The primary driver now is the divergence between central banks, a theme that has gained momentum all year. The Bank of England is signaling a hawkish stance after the latest UK CPI print for April 2026 came in at a stubborn 2.9%, well above target. This contrasts sharply with the quiet UK calendar we saw in 2025.
On the other side, the US Federal Reserve is showing signs of softening as inflation cools. The most recent Core PCE Price Index in the US fell to 2.6% year-over-year, and last week’s Non-Farm Payrolls added a modest 165,000 jobs. This is a far cry from the environment last year when a strong labor market supported the dollar.

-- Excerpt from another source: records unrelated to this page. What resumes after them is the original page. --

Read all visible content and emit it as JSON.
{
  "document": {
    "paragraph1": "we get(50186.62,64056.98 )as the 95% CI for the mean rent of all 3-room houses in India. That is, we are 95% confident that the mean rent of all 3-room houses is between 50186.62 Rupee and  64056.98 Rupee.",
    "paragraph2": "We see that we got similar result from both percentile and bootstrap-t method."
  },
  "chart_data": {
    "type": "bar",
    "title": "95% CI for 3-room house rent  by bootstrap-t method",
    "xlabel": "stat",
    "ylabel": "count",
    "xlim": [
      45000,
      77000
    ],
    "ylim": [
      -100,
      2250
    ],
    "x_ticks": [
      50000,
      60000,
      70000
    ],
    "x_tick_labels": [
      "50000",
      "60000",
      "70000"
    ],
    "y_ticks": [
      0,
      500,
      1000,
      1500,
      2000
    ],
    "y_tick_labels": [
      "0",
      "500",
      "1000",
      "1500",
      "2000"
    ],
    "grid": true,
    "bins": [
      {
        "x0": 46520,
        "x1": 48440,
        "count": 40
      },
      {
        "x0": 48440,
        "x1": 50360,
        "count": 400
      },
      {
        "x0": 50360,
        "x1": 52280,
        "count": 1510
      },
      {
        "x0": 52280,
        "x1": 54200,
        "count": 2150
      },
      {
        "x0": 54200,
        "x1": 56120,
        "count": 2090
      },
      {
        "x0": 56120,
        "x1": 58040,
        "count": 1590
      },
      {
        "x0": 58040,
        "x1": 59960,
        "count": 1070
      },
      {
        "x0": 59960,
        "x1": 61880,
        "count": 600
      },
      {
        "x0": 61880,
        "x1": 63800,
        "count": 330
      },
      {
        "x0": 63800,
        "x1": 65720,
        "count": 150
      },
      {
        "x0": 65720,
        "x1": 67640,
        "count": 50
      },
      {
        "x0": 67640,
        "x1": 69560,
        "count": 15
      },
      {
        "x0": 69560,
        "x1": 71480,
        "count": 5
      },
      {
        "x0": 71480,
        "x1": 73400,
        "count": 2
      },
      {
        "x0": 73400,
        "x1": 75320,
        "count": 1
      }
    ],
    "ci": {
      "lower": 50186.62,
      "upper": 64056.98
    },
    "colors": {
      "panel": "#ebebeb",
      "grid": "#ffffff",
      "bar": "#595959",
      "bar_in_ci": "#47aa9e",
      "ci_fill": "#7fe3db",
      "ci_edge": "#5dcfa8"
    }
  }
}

For derivative traders, this growing policy divergence suggests buying call options on GBP/USD is the straightforward play, targeting a move toward 1.4000. Implied volatility has been creeping up from the lows seen earlier this year, suggesting the market is anticipating a bigger move. The constructive trend we saw forming above the 50 and 200-day moving averages in 2025 has now fully matured into a strong bull market.
A more nuanced strategy would be to sell put spreads to capitalize on the rising volatility and the firm support level that has formed around 1.3750. This approach allows us to collect premium while maintaining a bullish bias, with risk defined if US data suddenly strengthens. The main event to watch will be upcoming speeches from central bank officials for any shift in tone.